‘Signalgate’ reveals Trump’s backward-looking military view
A hard-won Senate confirmation was not enough to keep the aroma of scandal away from Secretary of Defense Pete Hegseth.
Hegseth’s fellow Republicans have struggled to ignore calls, mostly from Democrats, for his resignation.
One point that appears to be universally recognized: using Signal, an open-source encrypted messaging service, to detail plans for air strikes against Houthi rebels in Yemen was not a great idea.
That chat, as the world knows by now, mistakenly included Jeffrey Goldberg, editor in chief of The Atlantic, who received an unexpected invitation from Trump’s national security adviser, Mike Waltz, who later said Goldberg was invited by mistake.
While the White House tried to diminish the seriousness of the security breach, the war-planning group chat, which included all of the highest-ranking defense Cabinet members and Vice President J.D. Vance, the snafu is alarming on multiple levels.

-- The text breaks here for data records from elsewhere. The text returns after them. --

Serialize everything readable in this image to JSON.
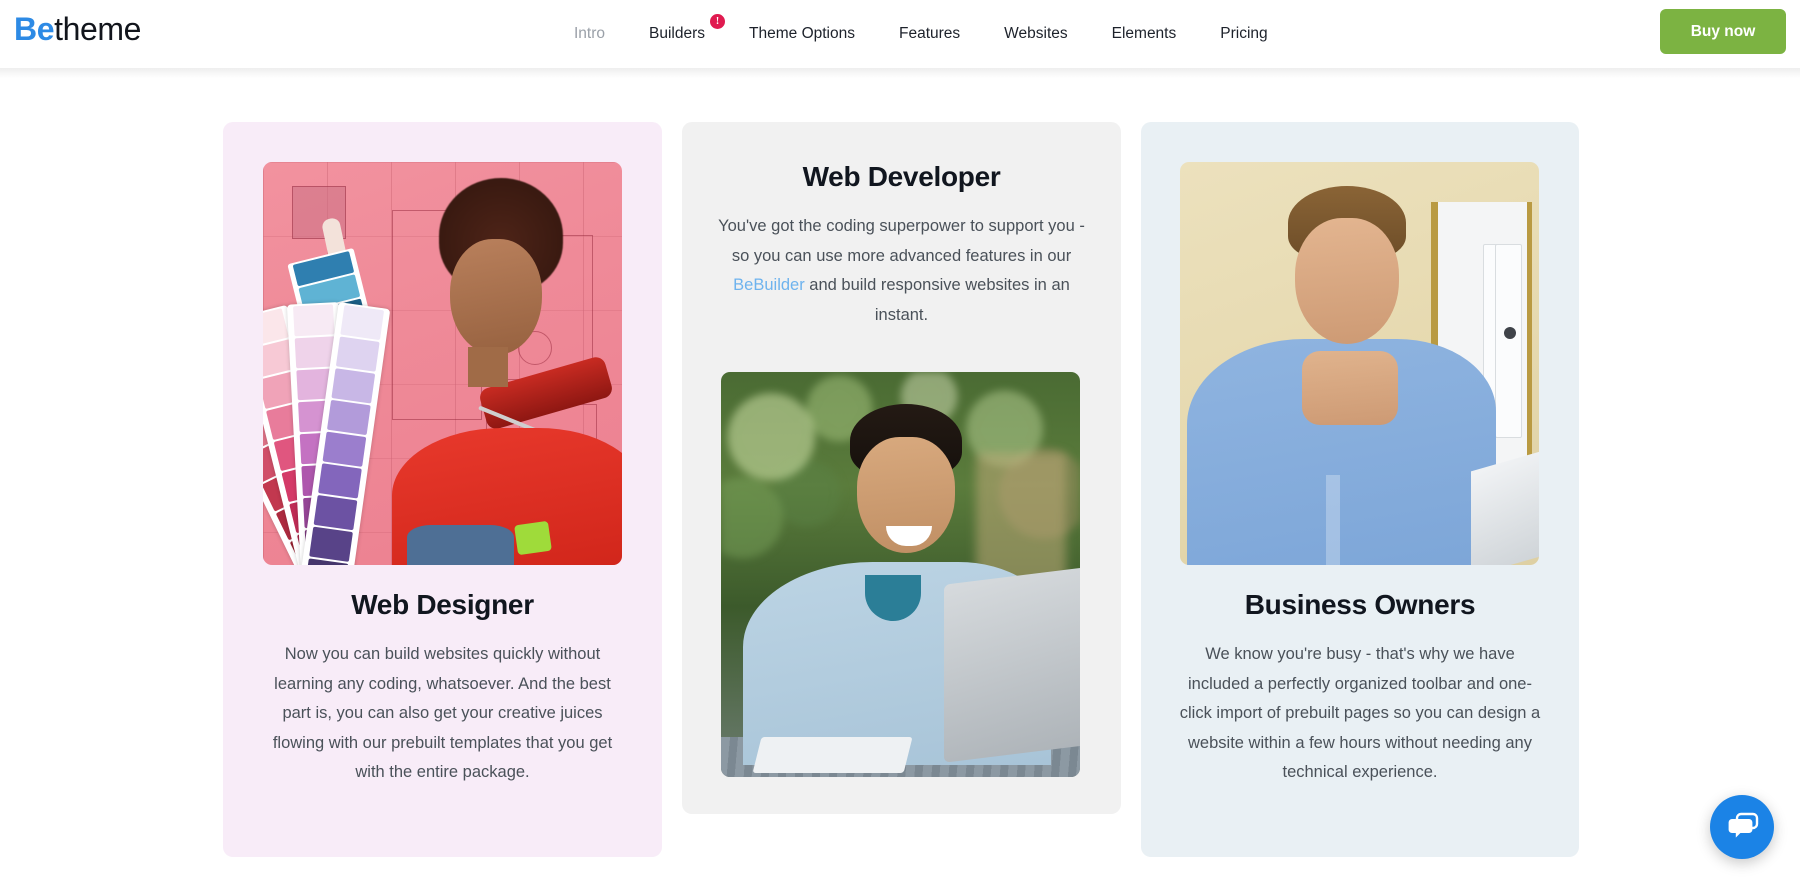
{
  "header": {
    "logo": {
      "bold_part": "Be",
      "light_part": "theme"
    },
    "nav_items": [
      {
        "label": "Intro",
        "state": "muted",
        "badge": null
      },
      {
        "label": "Builders",
        "state": "normal",
        "badge": "!"
      },
      {
        "label": "Theme Options",
        "state": "normal",
        "badge": null
      },
      {
        "label": "Features",
        "state": "normal",
        "badge": null
      },
      {
        "label": "Websites",
        "state": "normal",
        "badge": null
      },
      {
        "label": "Elements",
        "state": "normal",
        "badge": null
      },
      {
        "label": "Pricing",
        "state": "normal",
        "badge": null
      }
    ],
    "cta": {
      "label": "Buy now",
      "color": "#7cb342"
    },
    "badge_color": "#e01b50",
    "logo_accent_color": "#2d8ae5"
  },
  "cards": [
    {
      "id": "web-designer",
      "title": "Web Designer",
      "body_before_link": "Now you can build websites quickly without learning any coding, whatsoever. And the best part is, you can also get your creative juices flowing with our prebuilt templates that you get with the entire package.",
      "link_label": "",
      "body_after_link": "",
      "background": "#f8ecf8",
      "image_alt": "woman holding colour swatch fans in front of a pink blueprint wall"
    },
    {
      "id": "web-developer",
      "title": "Web Developer",
      "body_before_link": "You've got the coding superpower to support you - so you can use more advanced features in our ",
      "link_label": "BeBuilder",
      "body_after_link": " and build responsive websites in an instant.",
      "background": "#f1f1f1",
      "link_color": "#6eb3ee",
      "image_alt": "smiling man working on a laptop outdoors"
    },
    {
      "id": "business-owners",
      "title": "Business Owners",
      "body_before_link": "We know you're busy - that's why we have included a perfectly organized toolbar and one-click import of prebuilt pages so you can design a website within a few hours without needing any technical experience.",
      "link_label": "",
      "body_after_link": "",
      "background": "#e9f0f4",
      "image_alt": "businessman in a blue shirt resting chin on hands in an office"
    }
  ],
  "chat_widget": {
    "icon": "chat-bubbles-icon",
    "color": "#1b83e6"
  }
}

For one, it makes the newly installed Trump White House sound like amateur hour. The conversation took place outside the channels that normally would be used for classified and highly sensitive war planning.
President Trump’s slow response — expressing ignorance at first, then tentatively shifting blame to Waltz, who set up the group chat, and away from Hegseth — raised echoes of the historic Watergate-era question: What did the president know and when did he know it?
More importantly, what have our country’s rivals learned from the blunder?
The unsecured Signal group chat may have violated the law and Department of Defense regulations, including a warning a week earlier about security vulnerabilities within the Signal app that were being targeted by nosy Russian hacking groups.
Yet, the Trump White House and leading Republicans in Congress have tried mightily to put a positive spin on the colossal blunder, even as Democrats pounced on it.
The blame game offers little reassurance to our military pilots, among other service members, that their superiors have their backs.
Clarence Page is a Pulitzer Prize-winning columnist for the Chicago Tribune.